In other words, in the site design at 1:10,000, structural ideas certainly come into play; at 1:500 and 1:200, where massings emerge, ideas of comparable weight are required; and in the design of details, ideas of much finer grain enter the project. But the idea that runs from beginning to end alongside the project is most often a conceptual idea that, metaphorically, flows from massing into spatial relations, and from form into details of execution. Perhaps, in terms of meaning, 'dialogue' is a fitting strategy for the design of a country's embassy; but is wooden timber an idea of the same standing as the diplomatic representation of a country? Even if the tent-form of the project could have been a better starting point for working out the project's ideas.

On another front, the use of the names of indigenous Iranian spaces cannot be the proof of the indigeneity of a project's spaces. Here, too, we see the project statement calling the openings created at the angles of the four-season sun-paths a new form of central courtyard.
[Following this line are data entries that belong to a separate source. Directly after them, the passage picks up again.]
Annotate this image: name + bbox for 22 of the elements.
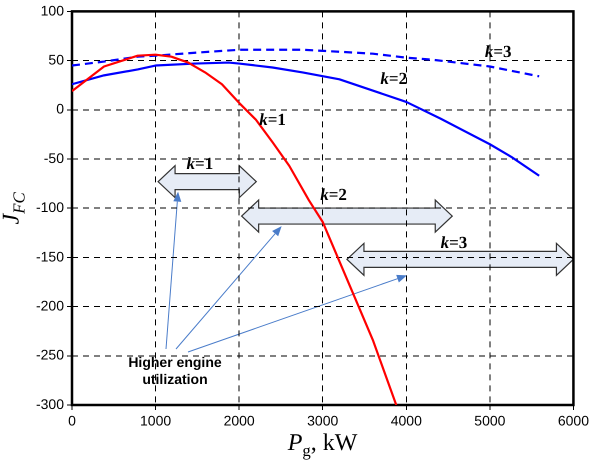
x-tick-label: 2000: [224, 412, 255, 428]
y-tick-label: -300: [36, 396, 64, 412]
x-tick-label: 0: [68, 412, 76, 428]
y-tick-label: -250: [36, 346, 64, 363]
y-tick-label: -100: [36, 199, 64, 216]
y-tick-label: 100: [40, 2, 64, 18]
x-tick-label: 1000: [140, 412, 172, 428]
y-tick-label: -50: [44, 150, 64, 166]
annotation: k=3: [484, 42, 512, 62]
y-tick-label: 0: [56, 100, 64, 117]
x-tick-label: 4000: [390, 412, 422, 428]
x-tick-label: 3000: [307, 412, 338, 428]
annotation: k=3: [440, 232, 468, 253]
y-tick-label: 50: [48, 51, 64, 68]
x-tick-label: 5000: [474, 412, 506, 428]
annotation: k=2: [380, 69, 408, 90]
y-tick-label: -200: [36, 297, 64, 314]
y-tick-label: -150: [36, 248, 64, 264]
annotation: Higher engine utilization: [127, 354, 223, 388]
x-tick-label: 6000: [558, 412, 590, 428]
x-axis-title: P$_{g}$, kW: [288, 430, 358, 461]
annotation: k=1: [259, 110, 286, 130]
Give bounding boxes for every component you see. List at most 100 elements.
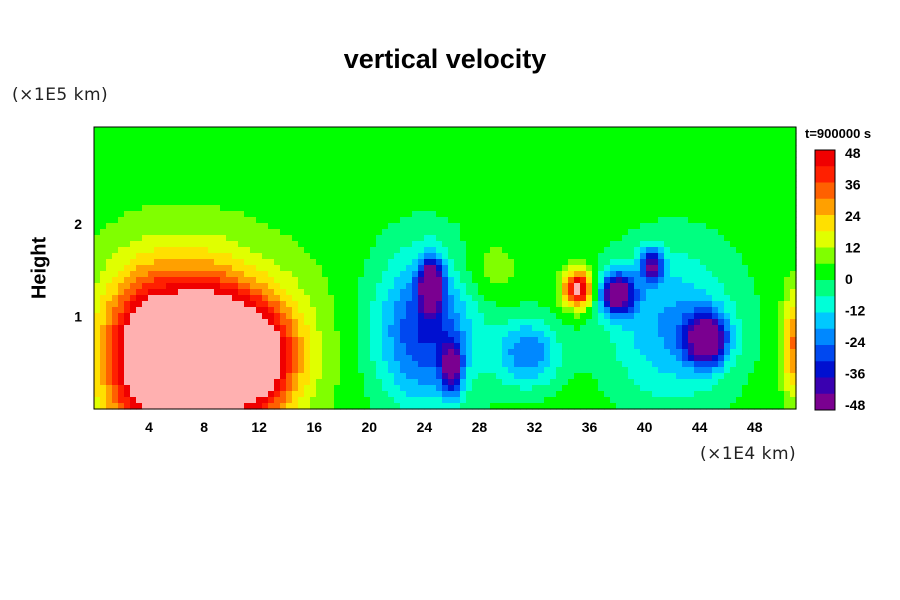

Whereas in the architecture of the desert, the central courtyard takes its life from the water and the light above it.
The central courtyard does not arise from cutting into a complete volume; it is born from the adjacency of several spaces of different qualities that look toward something. And that something is light, and water (and perhaps silence). The intensity with which spaces such as the talar, the shahneshin, and the chand-dari face the middle space is so great that one cannot suppose that something has been removed from the main volume; rather, it is as if something 'extremely valuable is there' and they have all turned to face it.
Without the courtyard, the spaces around it lose their value entirely. It is as if the two — full space and empty space — are, like figure and ground in the works of Maurits Escher, in no way separable: attention to one inevitably leads to attention to the other. Whereas in the project at hand, the full and empty spaces neither face one another nor define one another; rather, each seems imprisoned in the middle of the other.
There is no doubt that, in idea-making, originality cannot be granted to proportions, executive details, façades, and the rest, so much as to the way a space is shaped; otherwise these and many other matters are visible in the central courtyard and the spaces around it — they were visible a thousand years ago, too. To put it better: the central courtyard in Iranian architecture is itself the symbol and the statue of dialogue. A dialogue between the surrounding spaces and the courtyard; a dialogue between the human being and space; a dialogue between the human being and light...
In closing, with thanks for the magazine's manner of presentation and congratulations on its fourth year, I note: the use of poster-like images is effective in introducing a project's mode of presentation, but more important than this is the introduction of the spaces themselves, which must be considered very seriously — for perhaps the most important goal of architecture, in any style and any current of thought, is the creation of space. Therefore it seems that, in addition to modes of presentation, a clear display of plans and sections of the spaces would be more in line with the confrontation of ideas in the Iranian architectural community, and accordingly with the magazine's aims.